A photograph from the University of Leicester shows the skeleton believed to be King Richard III found at the Grey Friars Church excavation site in Leicester, England.

The geneticist Turi King told a news conference held by the University of Leicester research team that DNA samples taken from two modern-day descendants of Richard III’s family matched those from the bones. found at the site. One of the descendants, Michael Ibsen, is the son of a 16th-generation niece of King Richard’s. The second wished to remain anonymous, the researchers said.
The skeleton, moreover, had a gaping hole in the skull consistent with contemporary accounts of the battlefield blow that killed the monarch more than 500 years ago.
Still more indicative, they said radiocarbon dating of two rib bones had indicated that they were those of somebody who died between the years 1455 and 1540. Richard III died in the Battle of Bosworth Field, 20 miles from Leicester, in August 1485.

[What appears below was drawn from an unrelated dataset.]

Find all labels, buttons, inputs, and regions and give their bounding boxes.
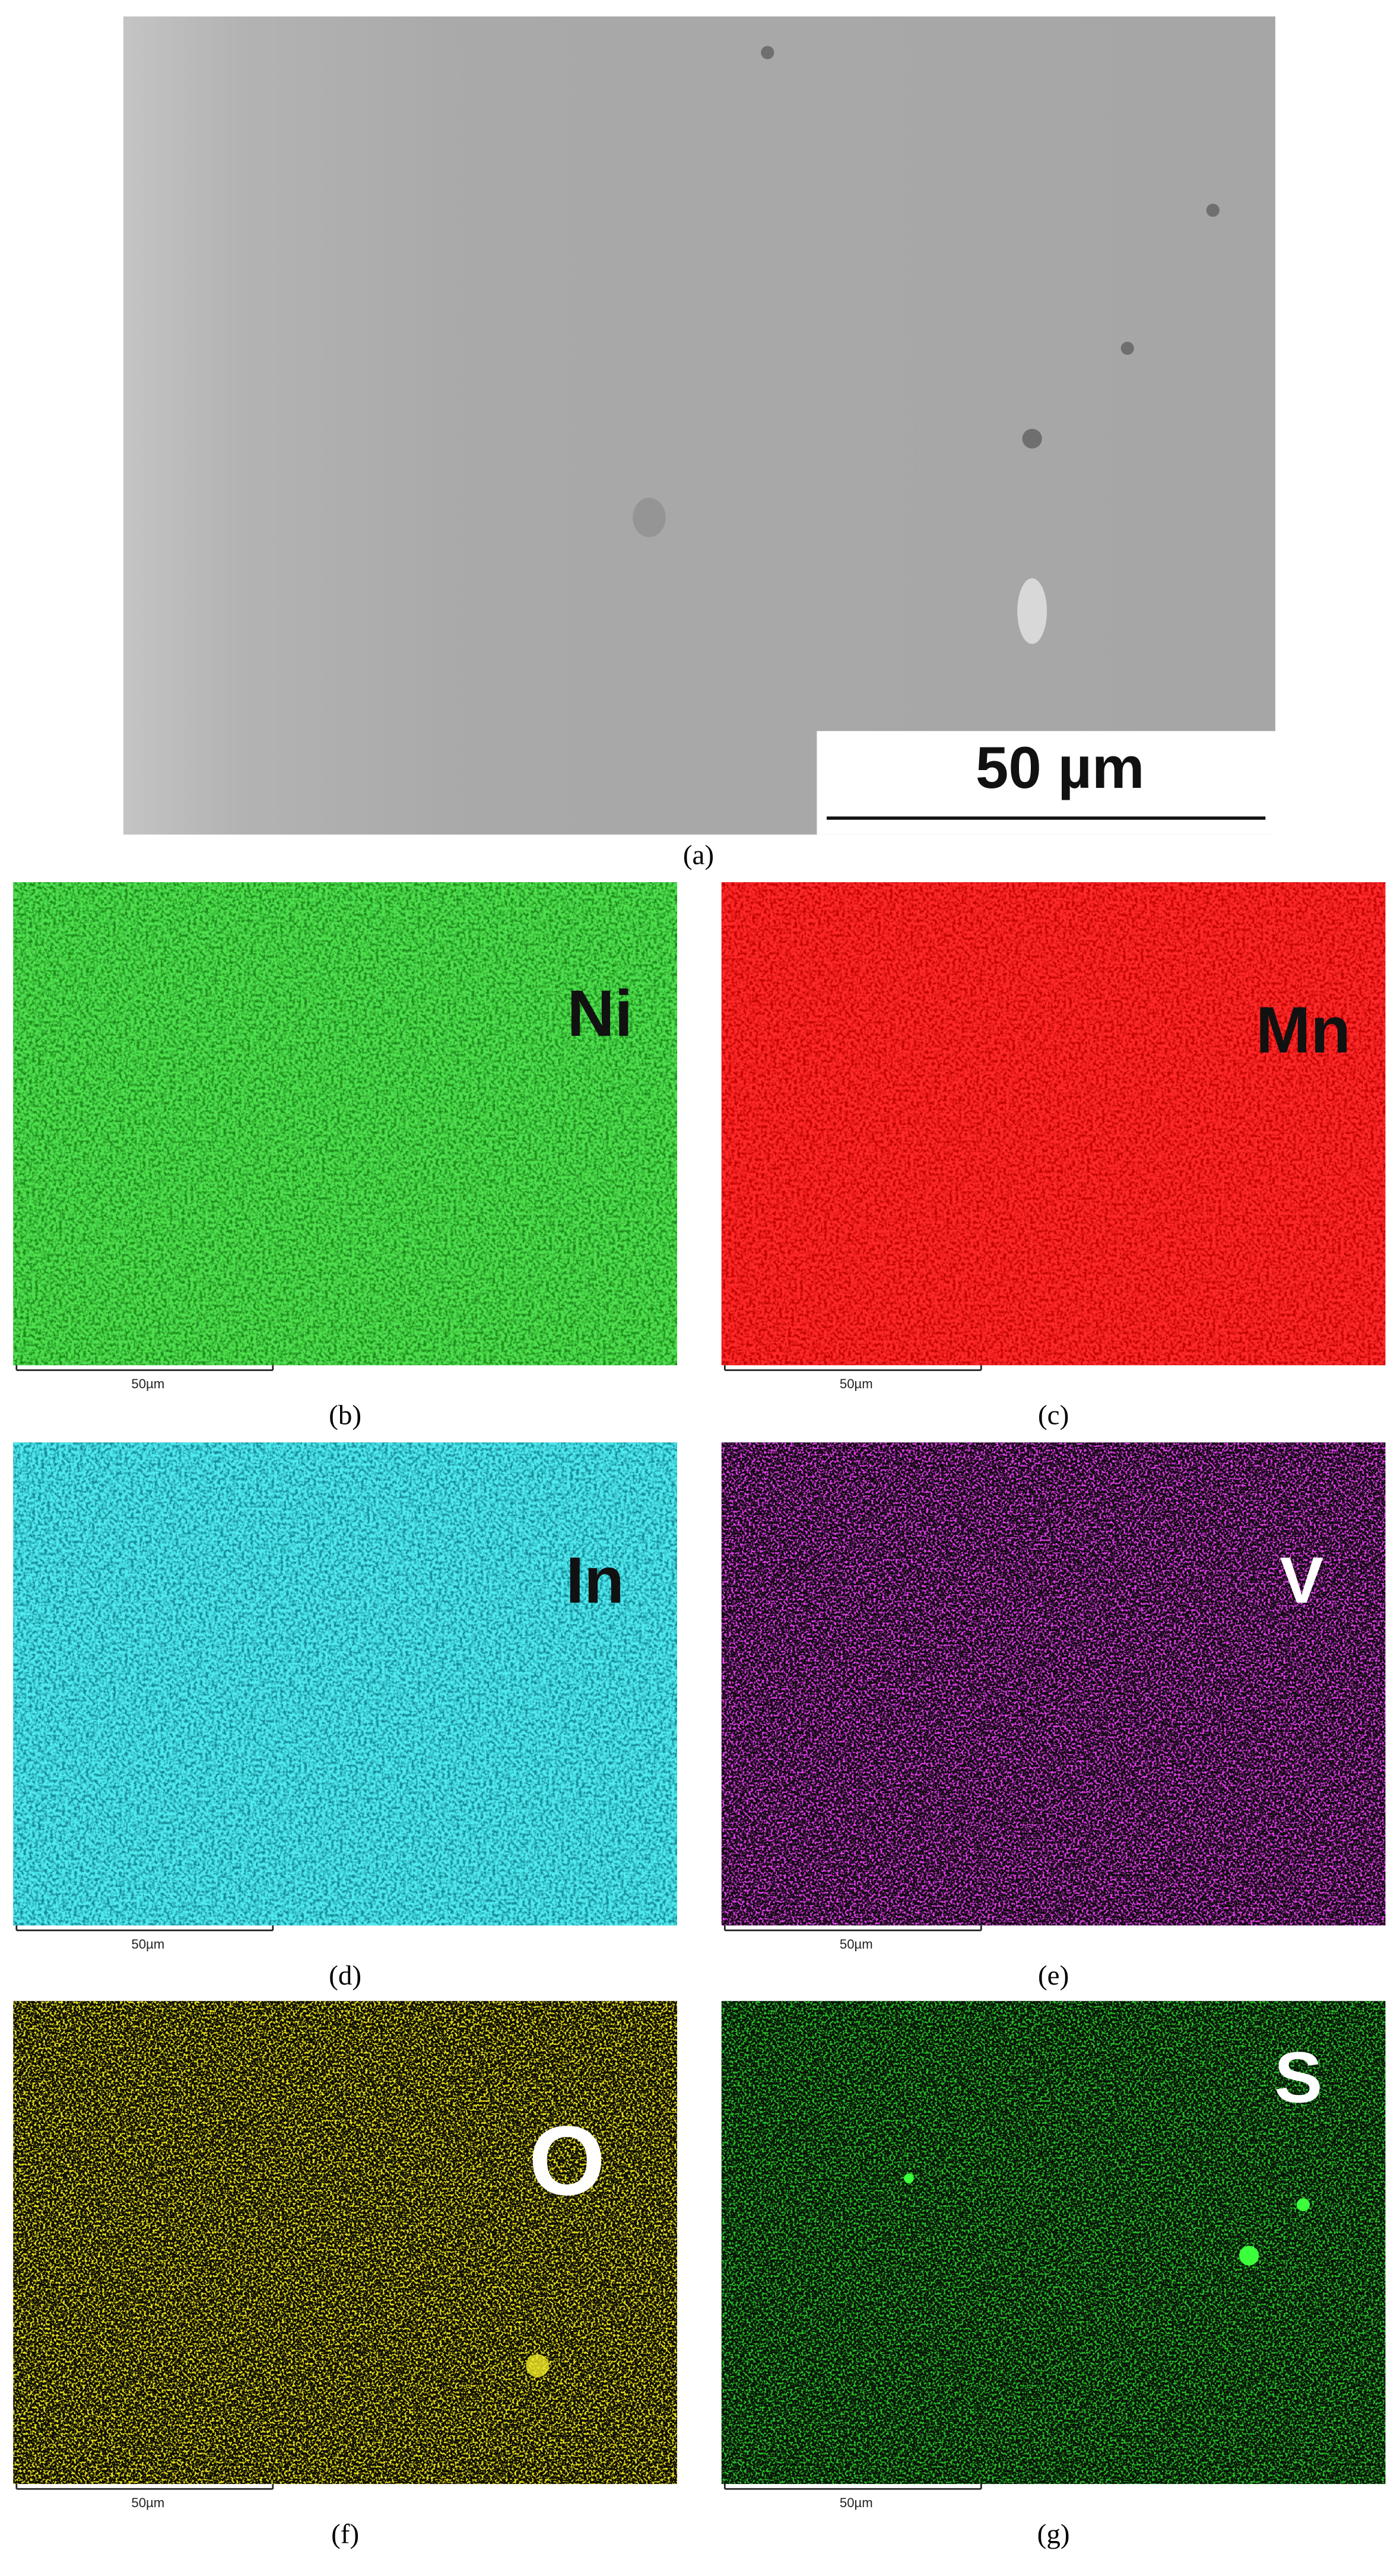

In addition, team members said, the remains showed an array of injuries consistent with historical accounts of the fatal blows Richard III suffered on the battlefield, and other blows he was likely to have sustained from vengeful soldiers of the army of Henry Tudor, the Bosworth victor who succeeded Richard on the throne as King Henry VII, as the slain king’s body was carried on horseback into Leicester, including dagger thrusts to the cheek, jawbone and lower back. The skeleton displayed evidence of 10 wounds, 8 of them in the skull and some likely to have caused death, possibly by a blow from a halberd, a kind of medieval weapon with an axlike head on a long pole.

Since at least the late 18th century, scholars have debated whether Richard was the victim of a campaign of denigration by the Tudor monarchs who succeeded him. His supporters argue that he was a decent king, harsh in the ways of his time, but a proponent of groundbreaking measures to help the poor, extend protections to suspected criminals and ease bans on the printing and selling of books.
But his detractors cast Richard’s 26 months on the throne as one of England’s grimmest periods, its excesses captured in his alleged role in the murder in the Tower of London of two young princes — his own nephews — to rid himself of potential rivals.
Shakespeare told the king’s story in “Richard III,” depicting him as an evil, scheming hunchback whose death at 32 ended the Wars of the Roses and more than three centuries of Plantagenet rule, book ended England’s Middle Ages, and proved a prelude to the triumphs of the Tudors and Elizabethans.
In Shakespeare’s account, Richard was killed after being unhorsed on the battlefield, crying: “A horse, a horse, my kingdom for a horse.”